The American envoy for Middle East peace is not a man to envy. Senator George Mitchell is trying to remain upbeat while shuttling between Jerusalem and the surrounding Arab capitals, but his deepening wrinkles leave no place for doubt: the Israeli-Palestinian peace process is – yet again – in dire straits.

Direct negotiations between Israel and the Palestinian Authority were re-launched a month ago in Washington, so how come they’re derailing so quickly? The issue now in the forefront is Israeli settlements in the West Bank, after the Israeli government announced last November a 10-month moratorium on construction as a trust-building step.

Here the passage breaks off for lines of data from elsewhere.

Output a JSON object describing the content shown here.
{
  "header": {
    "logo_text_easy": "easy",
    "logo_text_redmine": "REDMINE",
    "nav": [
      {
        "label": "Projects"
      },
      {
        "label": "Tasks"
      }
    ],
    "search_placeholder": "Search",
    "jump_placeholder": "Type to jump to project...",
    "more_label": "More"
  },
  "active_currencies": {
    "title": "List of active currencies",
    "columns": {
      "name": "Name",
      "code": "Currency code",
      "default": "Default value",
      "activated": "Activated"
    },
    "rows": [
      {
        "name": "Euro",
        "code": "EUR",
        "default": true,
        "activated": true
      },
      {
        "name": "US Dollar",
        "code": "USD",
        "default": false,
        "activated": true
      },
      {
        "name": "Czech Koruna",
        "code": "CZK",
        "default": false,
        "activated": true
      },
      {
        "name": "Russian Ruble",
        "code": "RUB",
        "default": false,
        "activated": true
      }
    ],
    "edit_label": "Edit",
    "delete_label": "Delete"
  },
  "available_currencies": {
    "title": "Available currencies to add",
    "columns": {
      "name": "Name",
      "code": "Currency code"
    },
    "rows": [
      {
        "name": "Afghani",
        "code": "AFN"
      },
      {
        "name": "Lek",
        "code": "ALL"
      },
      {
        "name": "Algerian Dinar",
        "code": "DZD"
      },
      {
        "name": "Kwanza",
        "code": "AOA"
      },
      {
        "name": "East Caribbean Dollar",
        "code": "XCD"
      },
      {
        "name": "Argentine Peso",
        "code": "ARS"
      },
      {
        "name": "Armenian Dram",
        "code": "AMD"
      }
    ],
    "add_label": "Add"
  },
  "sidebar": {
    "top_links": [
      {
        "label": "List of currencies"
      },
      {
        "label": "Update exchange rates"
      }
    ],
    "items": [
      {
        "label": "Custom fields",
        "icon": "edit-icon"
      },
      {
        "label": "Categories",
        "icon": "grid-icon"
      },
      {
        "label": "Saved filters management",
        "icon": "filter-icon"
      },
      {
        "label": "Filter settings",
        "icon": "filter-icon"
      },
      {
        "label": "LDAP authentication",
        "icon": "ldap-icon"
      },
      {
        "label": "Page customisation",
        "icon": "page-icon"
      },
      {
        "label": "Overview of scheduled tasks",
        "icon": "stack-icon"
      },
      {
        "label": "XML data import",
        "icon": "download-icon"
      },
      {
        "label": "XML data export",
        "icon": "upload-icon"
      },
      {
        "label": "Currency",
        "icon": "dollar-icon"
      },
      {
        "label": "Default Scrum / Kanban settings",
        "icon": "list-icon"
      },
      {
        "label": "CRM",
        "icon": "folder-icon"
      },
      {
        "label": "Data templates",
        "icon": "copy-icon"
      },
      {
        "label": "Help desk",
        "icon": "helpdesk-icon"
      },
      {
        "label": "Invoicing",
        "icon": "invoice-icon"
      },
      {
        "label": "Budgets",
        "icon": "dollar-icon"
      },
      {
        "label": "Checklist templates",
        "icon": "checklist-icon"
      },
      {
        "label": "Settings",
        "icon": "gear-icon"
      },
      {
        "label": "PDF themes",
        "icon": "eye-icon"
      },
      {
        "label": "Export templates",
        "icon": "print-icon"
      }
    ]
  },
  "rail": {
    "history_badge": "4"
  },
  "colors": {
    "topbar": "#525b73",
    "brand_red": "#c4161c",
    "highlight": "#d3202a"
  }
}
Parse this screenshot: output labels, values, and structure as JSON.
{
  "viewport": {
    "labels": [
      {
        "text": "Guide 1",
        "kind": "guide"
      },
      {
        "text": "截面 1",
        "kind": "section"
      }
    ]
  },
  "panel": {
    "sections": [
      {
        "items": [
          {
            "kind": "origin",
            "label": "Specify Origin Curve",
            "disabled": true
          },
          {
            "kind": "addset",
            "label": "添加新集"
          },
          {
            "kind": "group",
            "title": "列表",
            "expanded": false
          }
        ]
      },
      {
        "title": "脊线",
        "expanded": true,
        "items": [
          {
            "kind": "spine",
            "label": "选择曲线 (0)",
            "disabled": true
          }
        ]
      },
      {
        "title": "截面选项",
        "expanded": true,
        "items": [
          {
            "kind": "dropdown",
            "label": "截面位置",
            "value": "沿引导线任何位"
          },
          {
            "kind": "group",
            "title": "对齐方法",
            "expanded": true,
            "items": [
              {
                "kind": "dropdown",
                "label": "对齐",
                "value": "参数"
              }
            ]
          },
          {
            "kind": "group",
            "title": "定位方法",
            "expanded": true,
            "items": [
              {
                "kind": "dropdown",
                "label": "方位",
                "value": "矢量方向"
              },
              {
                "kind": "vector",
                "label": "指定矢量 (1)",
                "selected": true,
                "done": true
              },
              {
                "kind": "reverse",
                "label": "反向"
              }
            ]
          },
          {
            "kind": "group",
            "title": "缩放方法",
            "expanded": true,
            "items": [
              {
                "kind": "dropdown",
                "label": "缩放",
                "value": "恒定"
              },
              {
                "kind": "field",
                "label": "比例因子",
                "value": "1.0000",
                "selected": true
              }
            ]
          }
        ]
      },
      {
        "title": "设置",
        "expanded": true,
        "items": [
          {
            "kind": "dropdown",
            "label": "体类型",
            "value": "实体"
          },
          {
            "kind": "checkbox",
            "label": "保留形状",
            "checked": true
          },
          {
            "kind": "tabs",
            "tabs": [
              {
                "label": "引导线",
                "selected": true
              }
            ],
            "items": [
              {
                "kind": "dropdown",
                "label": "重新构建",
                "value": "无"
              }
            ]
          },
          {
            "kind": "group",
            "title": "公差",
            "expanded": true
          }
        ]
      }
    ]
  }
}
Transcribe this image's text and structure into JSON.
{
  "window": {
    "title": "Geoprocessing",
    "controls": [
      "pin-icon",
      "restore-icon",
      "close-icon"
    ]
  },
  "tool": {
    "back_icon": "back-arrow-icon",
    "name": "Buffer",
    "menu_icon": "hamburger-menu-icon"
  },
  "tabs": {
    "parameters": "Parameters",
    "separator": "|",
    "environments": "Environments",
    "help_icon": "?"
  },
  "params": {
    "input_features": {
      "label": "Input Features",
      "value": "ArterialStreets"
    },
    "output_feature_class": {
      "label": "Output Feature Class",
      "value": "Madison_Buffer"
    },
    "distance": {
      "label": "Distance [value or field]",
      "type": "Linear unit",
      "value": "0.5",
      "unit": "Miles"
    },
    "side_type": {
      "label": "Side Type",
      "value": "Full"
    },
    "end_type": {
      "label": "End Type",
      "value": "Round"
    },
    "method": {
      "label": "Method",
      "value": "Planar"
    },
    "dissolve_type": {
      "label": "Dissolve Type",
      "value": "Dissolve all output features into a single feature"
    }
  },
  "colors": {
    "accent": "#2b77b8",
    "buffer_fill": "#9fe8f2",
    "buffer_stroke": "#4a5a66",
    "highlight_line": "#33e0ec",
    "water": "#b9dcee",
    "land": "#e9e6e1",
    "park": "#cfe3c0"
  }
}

It took the international community nine of those months to get the Palestinian president Mahmoud Abbas on board, and the Israeli prime minister is now under intense pressure to prolong the moratorium further. Abbas has threatened to leave the talks if it is not renewed.

But many people here feel that the settlements issue is just a red herring. Jonathan Dahoah-Halevi, former adviser for policy planning at the Israeli Ministry of Foreign Affairs, says that problems are far greater, and that “chances for successful negotiations are slim, as Israel is ready for an historic and painful compromise while the Palestinians insist on implementing what they call ‘justice’, which means evacuating Israeli cities for absorbing millions of Palestinians”.

Other commentators point to the fact that more than a dozen Jewish settlements in the Gaza strip were evacuated by the Israeli army in just one day in August 2005. Moreover, Palestinians have already agreed to some kind of “territory swap”, according to which major Jewish settlements in the West Bank will remain in Israeli hands, in return for territory now in the State of Israel.

“The real problem is neither borders nor security issues,” wrote Amos Gilboa, a commentator for the daily Maariv, suggesting what most Israelis believe: that the aspirations of the Jewish and of the Palestinian national movements are currently unbridgeable – what Israel can yield seems not enough for the Palestinians, and what they consider minimal is impossible for Israel.

The core issues are the real problem, and the thorniest of these, according to Dahoah-Halevi, is the refugees issue, created after the Palestinians lost the war of 1948. A senior Palestinian negotiator recently told a group of Israeli journalists in Tel Aviv that “no Arab leader can give up the demand that Palestinian refugees resettle in Israel”. The problem for Israel, though, is that there are currently almost five million Palestinian refugees and about the same number of Jews in Israel, so resettling the refugees in Israel would end it as a Jewish state.

A collapse in talks might lead to the familiar blame game and even to a renewed wave of violence. A more optimistic view, though, sees the current crisis as yet another example of the brinksmanship nature of regional politics. This being the Middle East, expect the unexpected.